------------------
#### Gensim, 
- tokenization is often used in the context of `topic modeling`, `document similarity analysis`, and other natural language processing tasks. 
- Gensim provides various functions and classes for tokenization, including `simple pre-processing steps` and more advanced tokenization techniques. 
-----------------

In [16]:
from gensim.utils import simple_preprocess

In [17]:
# Example text
text = "Gensim provides robust tokenization functionality for NLP tasks."

In [18]:
# Tokenize the text
tokens = simple_preprocess(text)

In [19]:
# Print tokens
print(tokens)

['gensim', 'provides', 'robust', 'tokenization', 'functionality', 'for', 'nlp', 'tasks']


### Parameters:

- **doc**: str or iterable of str
  - The input document or iterable of documents to be tokenized.
  
- **deacc**: bool, optional (default=True)
  - Whether to remove accents from tokens. Setting this to True will remove accents from tokens using `unidecode`.
  
- **min_len**: int, optional (default=2)
  - Minimum length of tokens to be included in the output. Tokens shorter than this length will be excluded from the output.
  
- **max_len**: int, optional (default=15)
  - Maximum length of tokens to be included in the output. Tokens longer than this length will be excluded from the output.
  
- **lowercase**: bool, optional (default=True)
  - Whether to convert the text to lowercase before tokenization.
  
- **no_above**: float, optional (default=1.0)
  - Threshold for filtering out tokens based on document frequency. Tokens with a document frequency higher than this threshold will be excluded from the output.
  
- **no_below**: int, optional (default=5)
  - Threshold for filtering out tokens based on document frequency. Tokens with a document frequency lower than this threshold will be excluded from the output.

- **keep_n**: int, optional (default=100000)
  - Maximum number of tokens to keep in the vocabulary. If set, the vocabulary will be trimmed to keep only the top `keep_n` tokens based on document frequency.

- **tokenizer**: function, optional (default=None)
  - Custom tokenizer function to be used for tokenization. If provided, this function will be used instead of the default tokenizer.

- **token_filters**: iterable of functions, optional (default=None)
  - Iterable of custom token filter functions to be applied after tokenization. Each function in the iterable should take a token as input and return either True or False to indicate whether the token should be included in the output.

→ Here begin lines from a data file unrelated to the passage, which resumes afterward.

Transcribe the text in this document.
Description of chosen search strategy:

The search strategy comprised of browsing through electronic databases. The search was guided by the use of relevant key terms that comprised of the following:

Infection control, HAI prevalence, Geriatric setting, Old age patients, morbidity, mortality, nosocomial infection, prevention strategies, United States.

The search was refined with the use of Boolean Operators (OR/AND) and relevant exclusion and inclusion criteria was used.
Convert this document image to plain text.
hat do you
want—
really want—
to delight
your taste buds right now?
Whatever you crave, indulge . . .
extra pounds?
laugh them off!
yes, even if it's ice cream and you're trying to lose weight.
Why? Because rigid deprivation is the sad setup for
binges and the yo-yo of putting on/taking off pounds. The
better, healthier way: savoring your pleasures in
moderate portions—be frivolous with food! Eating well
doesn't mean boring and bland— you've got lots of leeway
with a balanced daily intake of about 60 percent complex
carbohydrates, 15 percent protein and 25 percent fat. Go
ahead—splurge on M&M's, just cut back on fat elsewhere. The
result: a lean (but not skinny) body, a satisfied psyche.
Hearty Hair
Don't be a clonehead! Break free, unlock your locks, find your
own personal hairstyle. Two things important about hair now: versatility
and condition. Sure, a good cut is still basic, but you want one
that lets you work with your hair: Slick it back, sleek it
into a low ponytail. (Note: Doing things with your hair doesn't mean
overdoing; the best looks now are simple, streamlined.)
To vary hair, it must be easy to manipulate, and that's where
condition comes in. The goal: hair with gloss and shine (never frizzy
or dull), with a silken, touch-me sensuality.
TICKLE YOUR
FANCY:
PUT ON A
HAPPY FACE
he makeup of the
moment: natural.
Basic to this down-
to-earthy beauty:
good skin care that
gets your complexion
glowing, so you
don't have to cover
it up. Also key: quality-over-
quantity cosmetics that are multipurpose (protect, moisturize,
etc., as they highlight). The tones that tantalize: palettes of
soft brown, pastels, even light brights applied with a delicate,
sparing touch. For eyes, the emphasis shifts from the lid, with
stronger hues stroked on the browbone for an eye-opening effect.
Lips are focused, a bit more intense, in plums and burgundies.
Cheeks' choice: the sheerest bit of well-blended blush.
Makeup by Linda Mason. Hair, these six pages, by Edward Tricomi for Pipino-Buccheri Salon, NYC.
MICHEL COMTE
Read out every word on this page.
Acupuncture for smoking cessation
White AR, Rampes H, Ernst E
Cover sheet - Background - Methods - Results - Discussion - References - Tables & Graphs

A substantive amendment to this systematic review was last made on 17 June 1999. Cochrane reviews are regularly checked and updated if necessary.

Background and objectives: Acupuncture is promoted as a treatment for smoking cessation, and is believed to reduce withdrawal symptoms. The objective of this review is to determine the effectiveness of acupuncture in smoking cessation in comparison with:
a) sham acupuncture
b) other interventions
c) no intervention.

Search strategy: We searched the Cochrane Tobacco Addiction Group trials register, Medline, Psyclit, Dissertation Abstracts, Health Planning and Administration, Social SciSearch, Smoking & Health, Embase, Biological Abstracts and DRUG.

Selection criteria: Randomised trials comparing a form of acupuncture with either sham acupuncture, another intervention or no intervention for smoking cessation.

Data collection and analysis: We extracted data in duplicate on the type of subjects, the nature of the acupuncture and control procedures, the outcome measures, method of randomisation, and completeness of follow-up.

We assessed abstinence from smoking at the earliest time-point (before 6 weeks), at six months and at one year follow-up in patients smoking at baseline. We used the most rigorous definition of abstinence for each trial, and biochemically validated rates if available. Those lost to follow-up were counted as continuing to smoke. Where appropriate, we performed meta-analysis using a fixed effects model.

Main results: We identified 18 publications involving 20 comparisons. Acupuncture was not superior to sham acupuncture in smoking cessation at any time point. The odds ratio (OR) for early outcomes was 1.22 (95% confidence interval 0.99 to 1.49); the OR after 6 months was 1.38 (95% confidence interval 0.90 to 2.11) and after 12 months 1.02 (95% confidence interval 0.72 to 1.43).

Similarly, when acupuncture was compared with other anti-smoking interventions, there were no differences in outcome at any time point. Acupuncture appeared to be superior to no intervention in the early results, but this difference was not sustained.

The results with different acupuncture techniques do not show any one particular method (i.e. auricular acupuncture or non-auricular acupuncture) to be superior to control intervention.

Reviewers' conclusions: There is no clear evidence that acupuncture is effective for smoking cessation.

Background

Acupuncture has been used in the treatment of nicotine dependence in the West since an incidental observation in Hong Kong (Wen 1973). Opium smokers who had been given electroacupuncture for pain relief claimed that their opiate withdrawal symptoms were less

- **max_doc_len**: int, optional (default=float('inf'))
  - Maximum length of documents to be processed. Documents longer than this length will be truncated.

### Returns:
- List of str
  - A list of tokens extracted from the input document(s).


In [20]:
# Text containing contractions
# OK
text = "He's going to the park tomorrow."

# Tokenize the text
tokens = simple_preprocess(text)

tokens

['he', 'going', 'to', 'the', 'park', 'tomorrow']

In [21]:
# Text containing contractions
# not good
text = "I can't believe it!"

# Tokenize the text
tokens = simple_preprocess(text)

tokens

['can', 'believe', 'it']

In [22]:
# Text containing contractions
# not good
text = "I'm feeling 😊😊😊😊 today!"

# Tokenize the text
tokens = simple_preprocess(text)

tokens

['feeling', 'today']

In [23]:
# Abbreviations
# not good
text = "He graduated from St. John's University."

# Tokenize the text
tokens = simple_preprocess(text)

tokens

['he', 'graduated', 'from', 'st', 'john', 'university']

In [24]:
# Hyphenated Words
# not good
text = "The quick brown fox jumped over the high-speed fence."

# Tokenize the text
tokens = simple_preprocess(text)

tokens

['the',
 'quick',
 'brown',
 'fox',
 'jumped',
 'over',
 'the',
 'high',
 'speed',
 'fence']

#### Example

In [25]:
compare_list = ['https://t.co/9z2J3P33Uc',
               'laugh/cry',
               '😬😭😓🤢🙄😱',
               "world's problems",
               "@datageneral",
                "It's interesting",
               "don't spell my name right",
               'all-nighter',
                "My favorite color is blue",
                "My favorite colors are blue, red, and green."]

In [26]:
for sent in compare_list:
    
    # Tokenize the text into words
    tokens = simple_preprocess(sent)

    # Print tokens
    print(tokens)

['https', 'co', 'uc']
['laugh', 'cry']
[]
['world', 'problems']
['datageneral']
['it', 'interesting']
['don', 'spell', 'my', 'name', 'right']
['all', 'nighter']
['my', 'favorite', 'color', 'is', 'blue']
['my', 'favorite', 'colors', 'are', 'blue', 'red', 'and', 'green']